For those who actually enjoy watching the golf, Trinity Forest makes that a little simpler, too. The course is set up as a large rectangle. That makes it easy for spectators to walk around to different holes to take in all the action, in fewer steps.
No question this will be a boon to the Nelson’s ever-present stiletto-wearing crowd.
Title sponsor AT&T will be out in force, bringing all of its fan favorites to the new venue, including the ever-popular Fan Dome and Kid Zone.
“There are so many good things about this tournament,” said Angela Ross, vice president of external and legislative affairs at AT&T. “It’s going to bring an excitement to the area (southern Dallas) that hasn’t been here before and give the event a new home. But more importantly, we’re supporting our friends and the children over at Momentous.”
By now, you’ve probably gotten the gist from the quotes. Everyone, from the Salesmanship Club members to title sponsor AT&T; from tournament staff to volunteer, is over the moon about Momentous Institute.
For good reason.
This magical non-profit organization transforms the lives of more than 100,000 children through therapeutic and educational work focusing on social emotional health. It directly serves 6,000 kids and family members each year through its nationally acclaimed Momentous School, innovative services, research and training. To date, the Nelson has raised more than $155 million for the organization, making it one of the most financially successful charity events on the PGA TOUR.
“What we are able to do at Momentous Institute simply wouldn’t happen without the Salesmanship Club and the funds from the AT&T Byron Nelson,” said Michelle Kinder, executive director for Momentous Institute. “Our focus is kids and social emotional health—how they manage emotions, reactions and relationships. We give them the tools they need to reach their full potential.”
According to Kinder, social emotional health matters in the short term because kids who can’t manage their emotions, their reactions and their relationships often struggle with learning. It matters in the long term because 90 percent of high performers are also high in emotional intelligence.
“There are three things we believe. We believe we should expect momentous outcomes for every single child, regardless of their circumstances.
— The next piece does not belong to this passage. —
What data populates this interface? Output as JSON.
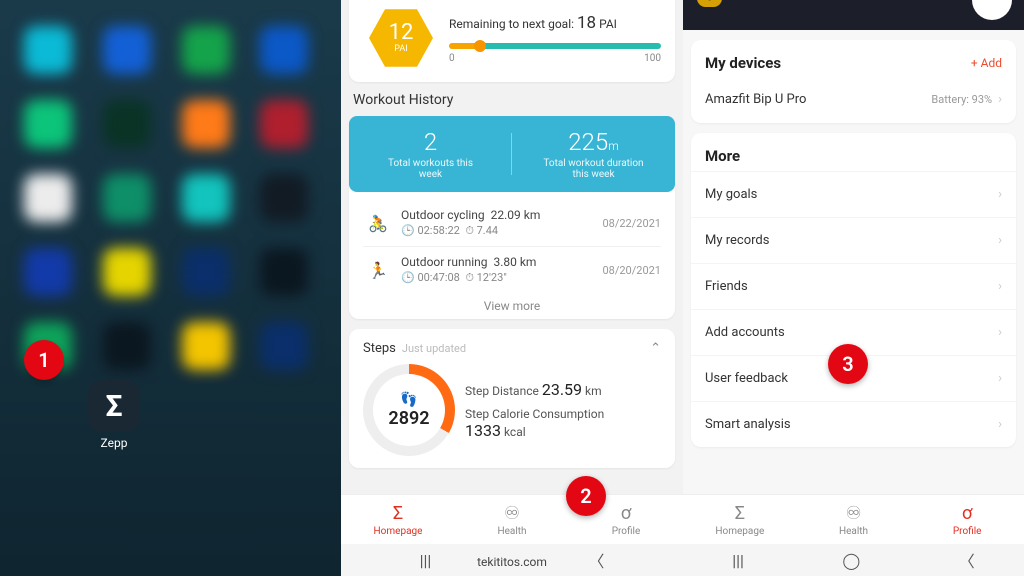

We believe in focusing on strengths—the strengths of the child, the strengths of the family and the strengths of the community,” Kinder said. “And we believe that Dallas can become as good of a place for children as it is for business—and we’re really happy to be a small part of that.”
All beautiful reasons to support the AT&T Byron Nelson, the tournament that is and always will be about so much more than golf—no matter where it’s played.